Once a campaign has left draft/scheduled and at least one message reached someone, the progress card also shows a Read rate — how many of the delivered messages have been read, as {read} of {sent} delivered ({pct}%) (e.g. 42 of 150 delivered (28%)). The denominator is the delivered set (Sent + Unconfirmed); the numerator is the recipients who have since read up to at least this message.

Read rate is approximate, not a per-message receipt. TikTok only tells Tuku when a contact marks a whole conversation as read, giving a single "last read" timestamp — not which individual messages they saw. Tuku counts a recipient as having read your campaign message when their conversation's last-read time is at or after the moment your message was sent.

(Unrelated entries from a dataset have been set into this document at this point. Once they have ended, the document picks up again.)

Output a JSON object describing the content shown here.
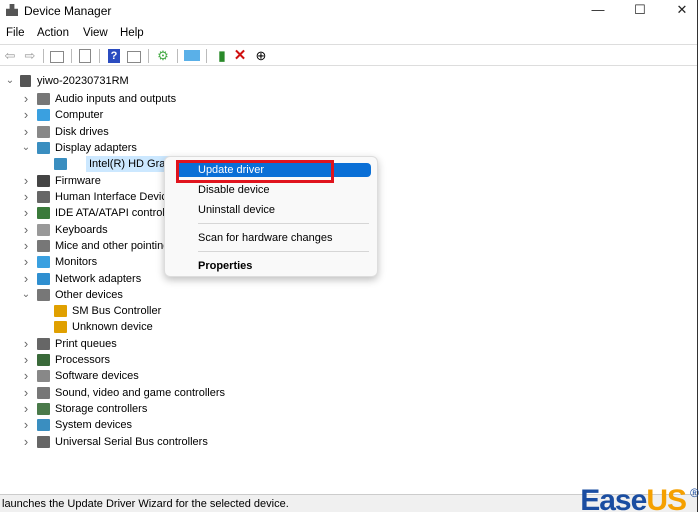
{
  "window": {
    "title": "Device Manager",
    "controls": [
      "—",
      "☐",
      "✕"
    ]
  },
  "menubar": [
    "File",
    "Action",
    "View",
    "Help"
  ],
  "toolbar": [
    "back-icon",
    "forward-icon",
    "show-hide-console-tree-icon",
    "properties-icon",
    "help-icon",
    "action-pane-icon",
    "scan-hardware-icon",
    "monitor-icon",
    "update-driver-icon",
    "uninstall-icon",
    "disable-icon"
  ],
  "tree": {
    "root": "yiwo-20230731RM",
    "items": [
      {
        "label": "Audio inputs and outputs",
        "expanded": false,
        "color": "#777"
      },
      {
        "label": "Computer",
        "expanded": false,
        "color": "#3aa0e0"
      },
      {
        "label": "Disk drives",
        "expanded": false,
        "color": "#888"
      },
      {
        "label": "Display adapters",
        "expanded": true,
        "color": "#3a8ec0"
      },
      {
        "label": "Intel(R) HD Graphics",
        "child": true,
        "selected": true,
        "color": "#3a8ec0"
      },
      {
        "label": "Firmware",
        "expanded": false,
        "color": "#444"
      },
      {
        "label": "Human Interface Devices",
        "expanded": false,
        "color": "#666"
      },
      {
        "label": "IDE ATA/ATAPI controllers",
        "expanded": false,
        "color": "#3a7a3a"
      },
      {
        "label": "Keyboards",
        "expanded": false,
        "color": "#999"
      },
      {
        "label": "Mice and other pointing devices",
        "expanded": false,
        "color": "#777"
      },
      {
        "label": "Monitors",
        "expanded": false,
        "color": "#3aa0e0"
      },
      {
        "label": "Network adapters",
        "expanded": false,
        "color": "#2f8fd0"
      },
      {
        "label": "Other devices",
        "expanded": true,
        "color": "#777"
      },
      {
        "label": "SM Bus Controller",
        "child": true,
        "color": "#e0a000"
      },
      {
        "label": "Unknown device",
        "child": true,
        "color": "#e0a000"
      },
      {
        "label": "Print queues",
        "expanded": false,
        "color": "#666"
      },
      {
        "label": "Processors",
        "expanded": false,
        "color": "#3a6a3a"
      },
      {
        "label": "Software devices",
        "expanded": false,
        "color": "#888"
      },
      {
        "label": "Sound, video and game controllers",
        "expanded": false,
        "color": "#777"
      },
      {
        "label": "Storage controllers",
        "expanded": false,
        "color": "#4a7a4a"
      },
      {
        "label": "System devices",
        "expanded": false,
        "color": "#3a8ec0"
      },
      {
        "label": "Universal Serial Bus controllers",
        "expanded": false,
        "color": "#666"
      }
    ]
  },
  "context_menu": {
    "items": [
      "Update driver",
      "Disable device",
      "Uninstall device",
      "Scan for hardware changes",
      "Properties"
    ]
  },
  "status": "launches the Update Driver Wizard for the selected device.",
  "logo": {
    "part1": "Ease",
    "part2": "US",
    "reg": "®"
  }
}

A few things follow from that:

  • It keeps rising after the run finishes. Tuku recalculates the rate fresh on every page load, so a contact who opens the conversation hours or days later starts counting then — check back rather than treating the first number as final.
  • A contact who opens the thread to read any recent message counts as having read your campaign message too, since it sits earlier in the same conversation.
  • The denominator includes Unconfirmed recipients, whose delivery TikTok never confirmed — so the rate is a directional signal, not an exact measurement.

Canceling

You can cancel a campaign while it's still scheduled (or a draft) — open it and click Cancel. Once a campaign is running, it can't be canceled; let it finish and read the breakdown.

Billing

Each contact you actually message counts toward your Monthly Active Contacts (MAC) the same way an inbound DM or an automation does — at most once per billing period. Most campaign recipients were already counted this period (they had to message you recently to be reachable), so a campaign usually adds little or no new MAC. If sending to a contact would push you over your plan's limit, that contact is skipped (quota) rather than failing the whole campaign.

Campaigns vs. automations

CampaignAutomation (flow)
TriggerYou send it, onceFires automatically per buyer
AudienceA filtered batch you chooseWhoever matches the trigger
TimingNow or scheduledThe moment the trigger fires
Best forRestocks, sales, announcementsAlways-on comment/DM replies, lead capture

Reach for a campaign when you have something to say now to people you've already talked to. Reach for an automation when you want Tuku to handle every new buyer for you, hands-off.